Like any Western worth its salt, News of the World, though set in 1870, has a thing or two (or ten) to say about the state of the time in which it was made.  The fact that, due to production lead times and whatnot, the contemporary here & now that is being commented on predates the 2020 “new normals” of pandemic life does nothing to lessen the immediacy of the screenplay’s allegories.  (The film is written by director Paul Greengrass and Luke Davies, based on the 2016 novel by Paulette Jiles).  

Hanks embodies former Confederate infantryman Captain Jefferson Kyle Kidd as he travels from one Texas town to the next eking out a humble living as a public reader of the news.  Along the way, via Hanks’ finely tuned performance, Kidd is making amends with a country that is no longer the one he fought for but is nevertheless his own.  Those on the losing end of the U.S. 2020 presidential election would do quite well to embrace such an internal journey of reconciliation and humanitarianism exampled by this protagonist.  

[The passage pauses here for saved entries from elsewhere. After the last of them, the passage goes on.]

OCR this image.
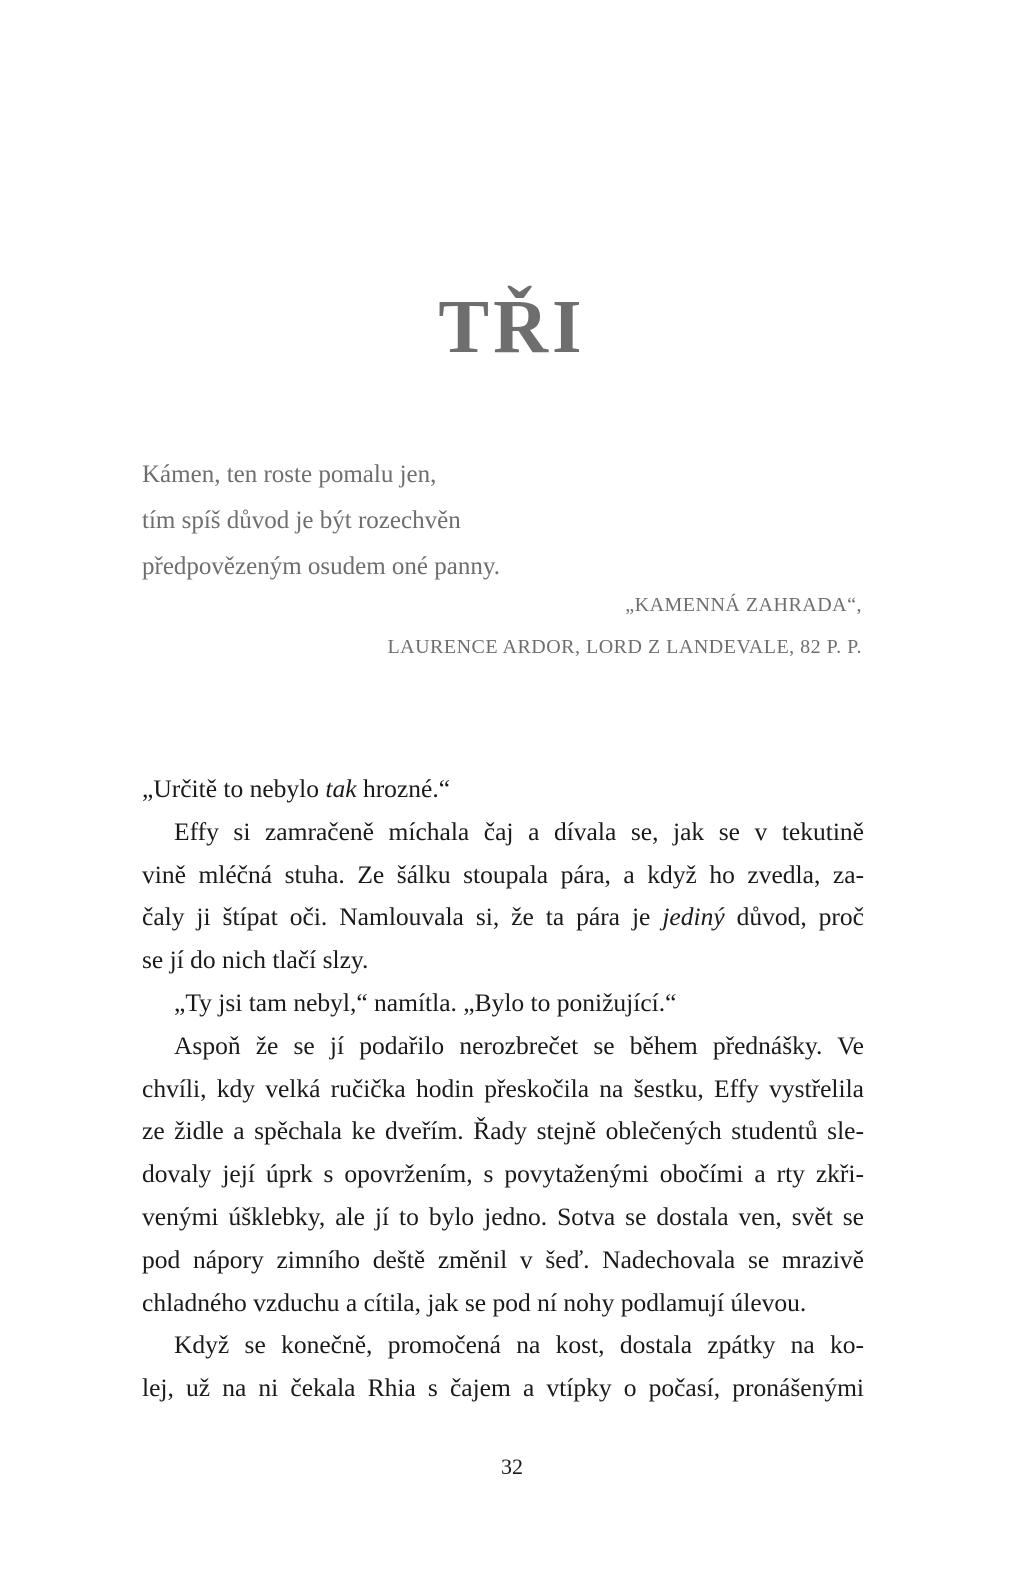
TŘI
Kámen, ten roste pomalu jen,
tím spíš důvod je být rozechvěn
předpovězeným osudem oné panny.
„KAMENNÁ ZAHRADA“,
LAURENCE ARDOR, LORD Z LANDEVALE, 82 P. P.
„Určitě to nebylo tak hrozné.“
Effy si zamračeně míchala čaj a dívala se, jak se v tekutině
vině mléčná stuha. Ze šálku stoupala pára, a když ho zvedla, za-
čaly ji štípat oči. Namlouvala si, že ta pára je jediný důvod, proč
se jí do nich tlačí slzy.
„Ty jsi tam nebyl,“ namítla. „Bylo to ponižující.“
Aspoň že se jí podařilo nerozbrečet se během přednášky. Ve
chvíli, kdy velká ručička hodin přeskočila na šestku, Effy vystřelila
ze židle a spěchala ke dveřím. Řady stejně oblečených studentů sle-
dovaly její úprk s opovržením, s povytaženými obočími a rty zkři-
venými úšklebky, ale jí to bylo jedno. Sotva se dostala ven, svět se
pod nápory zimního deště změnil v šeď. Nadechovala se mrazivě
chladného vzduchu a cítila, jak se pod ní nohy podlamují úlevou.
Když se konečně, promočená na kost, dostala zpátky na ko-
lej, už na ni čekala Rhia s čajem a vtípky o počasí, pronášenými
32
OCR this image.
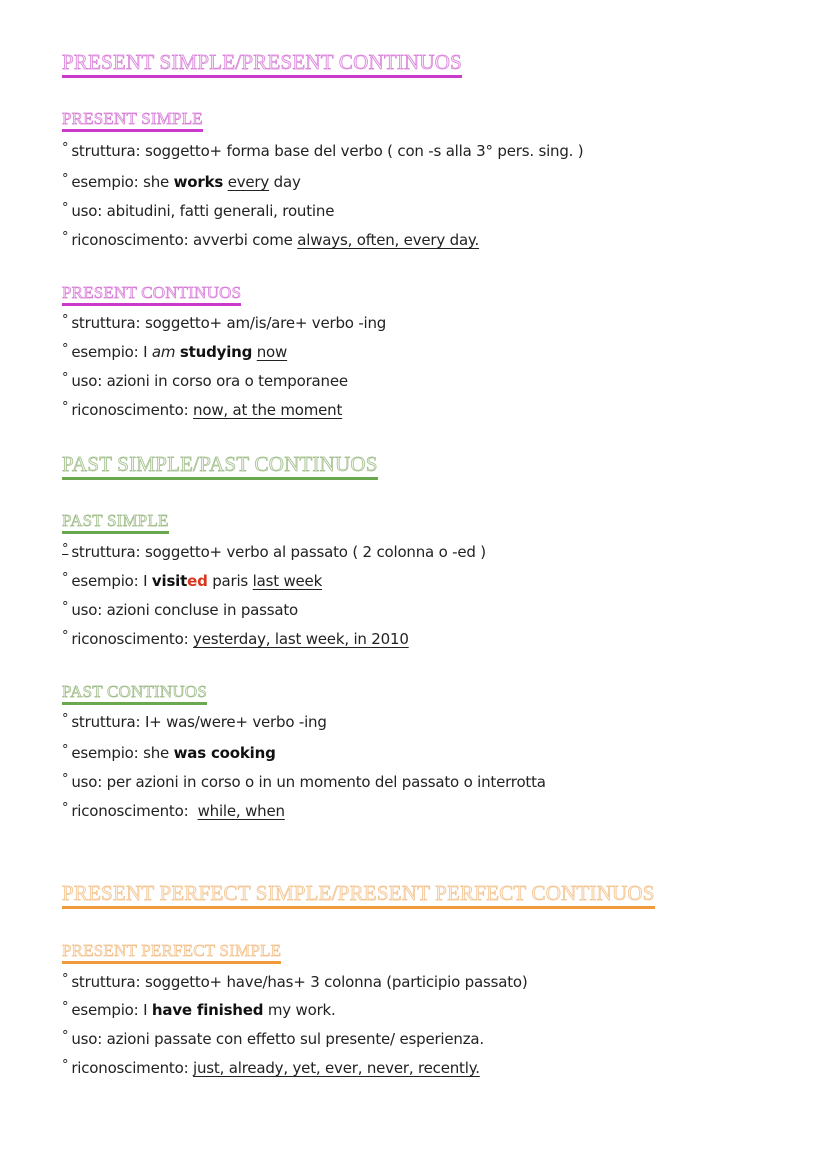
PRESENT SIMPLE/PRESENT CONTINUOS
PRESENT SIMPLE

° struttura: soggetto+ forma base del verbo ( con -s alla 3° pers. sing. )

° esempio: she works every day

° uso: abitudini, fatti generali, routine

° riconoscimento: avverbi come always, often, every day.

PRESENT CONTINUOS

° struttura: soggetto+ am/is/are+ verbo -ing

° esempio: I am studying now

° uso: azioni in corso ora o temporanee

° riconoscimento: now, at the moment

PAST SIMPLE/PAST CONTINUOS
PAST SIMPLE

° struttura: soggetto+ verbo al passato ( 2 colonna o -ed )

° esempio: I visited paris last week

° uso: azioni concluse in passato

° riconoscimento: yesterday, last week, in 2010

PAST CONTINUOS

° struttura: I+ was/were+ verbo -ing

° esempio: she was cooking

° uso: per azioni in corso o in un momento del passato o interrotta

° riconoscimento: while, when

PRESENT PERFECT SIMPLE/PRESENT PERFECT CONTINUOS
PRESENT PERFECT SIMPLE

° struttura: soggetto+ have/has+ 3 colonna (participio passato)

° esempio: I have finished my work.

° uso: azioni passate con effetto sul presente/ esperienza.

° riconoscimento: just, already, yet, ever, never, recently.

There’s a showmanship to what Kidd does in his news reading sessions, both playing to his varying crowds but also not sparing any realities.  (In one particularly Southern holdout, the mere reading of the name “President Ulysses S. Grant” sends the gathering into an angry tizzy.  Kidd forcibly persists with the reading, verbatim).  Along the way he is faced with being handed territorial propaganda and even threats on his life when the news he’s brought with him isn’t to the liking of certain stubborn contingencies in the service of a wealthy megalomaniac.  

If its contemporary commentary on the polarizing politicization of journalism circa 2020 and the fractured, completely at-odds society that it is yielding is the brain of Greengrass’s News of the World, then Kidd’s protective role of the young twice-orphaned Johana is its heart.  As played by twelve-year-old German actress Helena Zengel, Johana is as radiant as she is quiet.  

First German and then Kiowa Indian, Johana has little to no means of verbal communication with Kidd, who is foisted into the role of her surrogate caretaker, having discovered her by chance.  Not unlike the dynamic of The Mandalorian’s Din Djarin and “Baby Yoda”, Kidd’s relationship to this kid is one that is foisted upon him, but inevitably evolves.  The question of how such a “found family” dynamic can and should play out in the very real-world rooting of 1870 Texas is the main story of the film.  

The notion that every director (except Billy Wilder, who hated horses) pines to one day make a Western is not lost, as the notoriously frenetic but also socially apt Paul Greengrass (he of three Bourne films squarely in the former category; United 93 and 22 July achingly in the former catagory) seems to be relishing every moment of this saunter into America’s 150-years-ago mythicized past.  

The action, what there is if it in this quite somber film, comes when a handful of toughs decide they want the underage girl.  Not taking no for an answer, they pursue the pair outside of town and onto increasingly rough terrain, determined to gun them into an early grave.  The editing shifts into a clip of atonal rapidity heretofore uncharacteristic of the piece, but wholly familiar to anyone who’s seen Greengrass’s game-changing actioner The Bourne Supremacy or even the filmmaker’s previous outing with Hanks, 2013’s Captain Phillips.  News of the World, while generally exceptional, falls short of the extremes of both examples.  

With this carefully rendered and methodical Western, Paul Greengrass and Tom Hanks have gifted viewers the best entry in the oft-neglected genre since the Coen’s The Ballad of Buster Scruggs.  The fact that certain beats may ring immediately familiar in regard to a buzzingly popular tale from a galaxy far, far away can be chalked up to zeitgeist coincidence.  But apart from that, News of the World has plenty of its own worthy qualities fit to print.